Fue con bastante posterioridad que conocí que en realidad, “Aurora” no se trataba únicamente de una simple “canción”; sino que era el nombre de una “Opera”, que en ocasión del “Centenario”, el Gobierno Nacional había encomendado su composición, en el marco de los festejos que se iban a celebrar en 1910.
Nuestro compatriota Héctor Panizza (1875-1967) estuvo a cargo de componer la música de “Aurora”. Panizza era un prestigioso compositor que había estudiado en Milán y dirigió orquestas en la Scala de esa ciudad, junto con Toscanini, en el Liceo, de Barcelona, o la Opera Cómica de París, entre otros coliseos de nivel internacional.

Héctor Panizza
El libreto (la letra) de la Opera estuvo a cargo del italiano Luigi Illica, que era muy famoso, ya que había sido también el autor de los textos de la mayoría de las óperas de Puccini, como lo fueron: Tosca, Madame Butterfly y la Bohème. La conclusión inmediata y paradójica de ello fue que la “Opera Patria” argentina fue compuesta para ser cantada TOTALMENTE en italiano.
Como vemos, se trató de un equipo de lujo y cumplieron acabadamente su cometido.

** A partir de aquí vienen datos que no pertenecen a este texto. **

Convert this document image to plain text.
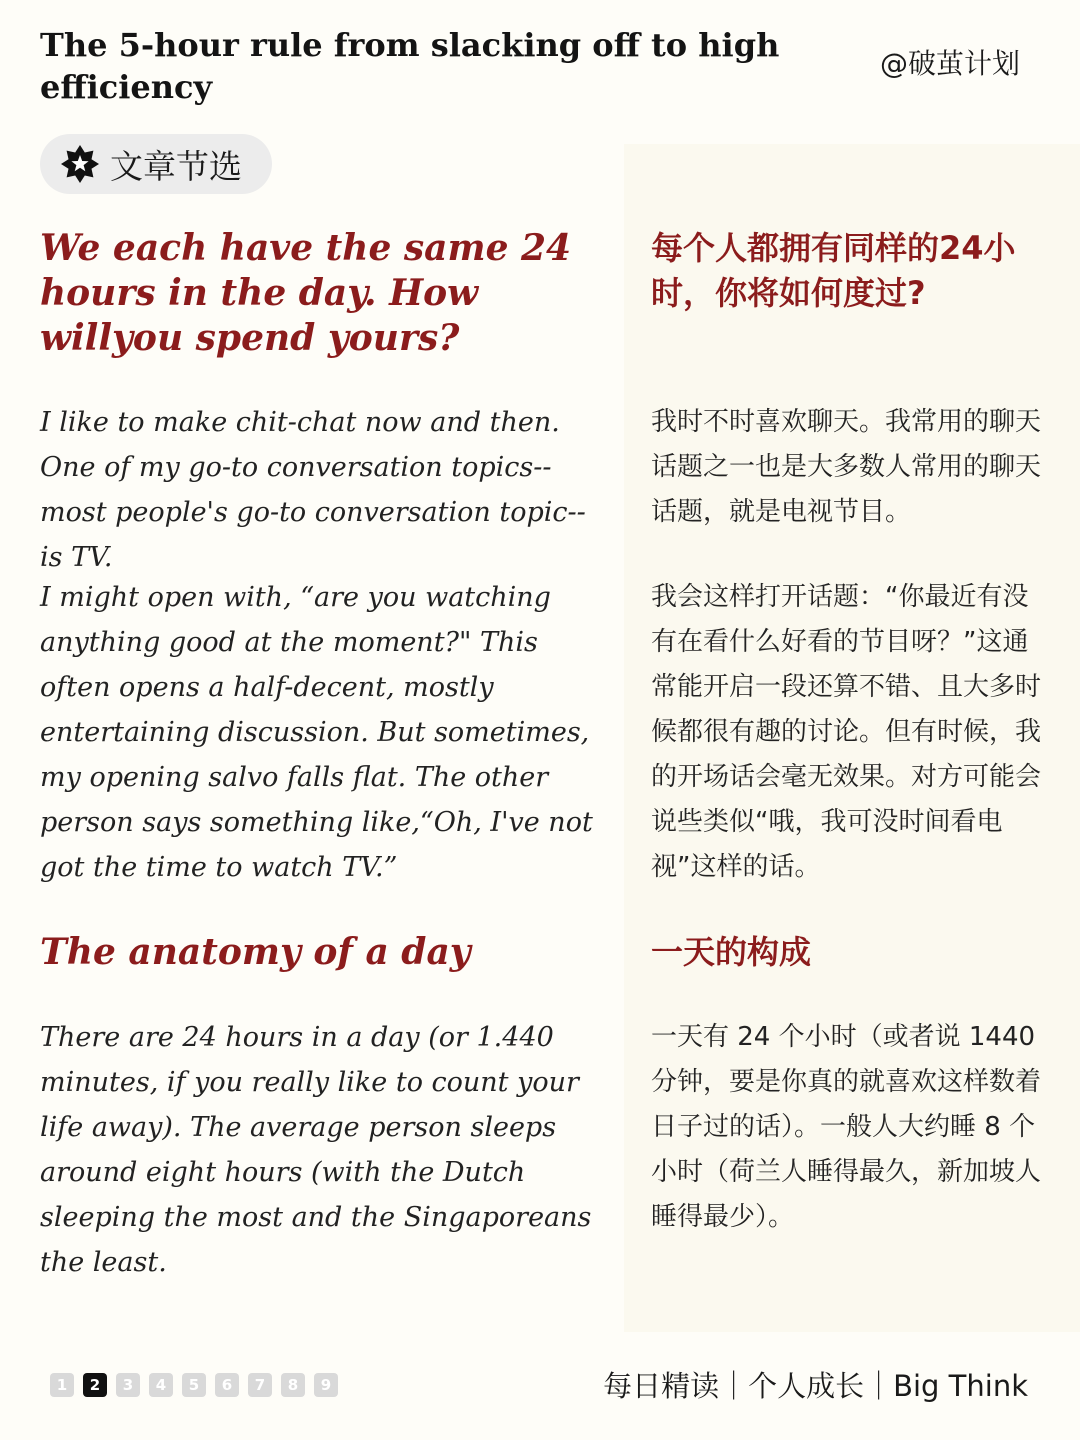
The 5-hour rule from slacking off to high efficiency
@破茧计划
文章节选
We each have the same 24 hours in the day. How willyou spend yours?

I like to make chit-chat now and then. One of my go-to conversation topics--most people's go-to conversation topic--is TV.

I might open with, “are you watching anything good at the moment?" This often opens a half-decent, mostly entertaining discussion. But sometimes, my opening salvo falls flat. The other person says something like,“Oh, I've not got the time to watch TV.”

The anatomy of a day

There are 24 hours in a day (or 1.440 minutes, if you really like to count your life away). The average person sleeps around eight hours (with the Dutch sleeping the most and the Singaporeans the least.

每个人都拥有同样的24小时，你将如何度过?

我时不时喜欢聊天。我常用的聊天话题之一也是大多数人常用的聊天话题，就是电视节目。

我会这样打开话题：“你最近有没有在看什么好看的节目呀？”这通常能开启一段还算不错、且大多时候都很有趣的讨论。但有时候，我的开场话会毫无效果。对方可能会说些类似“哦，我可没时间看电视”这样的话。

一天的构成

一天有 24 个小时（或者说 1440 分钟，要是你真的就喜欢这样数着日子过的话）。一般人大约睡 8 个小时（荷兰人睡得最久，新加坡人睡得最少）。

1	2	3	4	5	6	7	8	9	每日精读｜个人成长｜Big Think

La Ópera se estrenó en el Teatro Colón, de Buenos Aires, el 5 de Setiembre de 1908 y la orquesta fue dirigida por el propio maestro Héctor Panizza. En su estreno, tuvo un éxito abrumador; siendo ovacionados sus autores por el público concurrente, y obteniendo una excelente crítica en los medios de la época.

El aria principal de la ópera se conocía originariamente como “Alta en el Cielo”; y tuvo un éxito tan rotundo, que los intérpretes la repetían al concluir cada actuación, a pedido del público. Esa aria, con el tiempo se transformó en la “Canción a la Bandera”, primero, y en “Aurora”, después, sustrayéndole definitivamente el nombre de la ópera, a la cual pertenecía.
La ópera Aurora trata sobre una heroína del mismo nombre y además, simboliza el amanecer de una nueva Nación; toda vez que la acción se sitúa durante Mayo de 1810, pero no en Buenos Aires, donde había tenido lugar la Revolución; sino, curiosamente en Córdoba.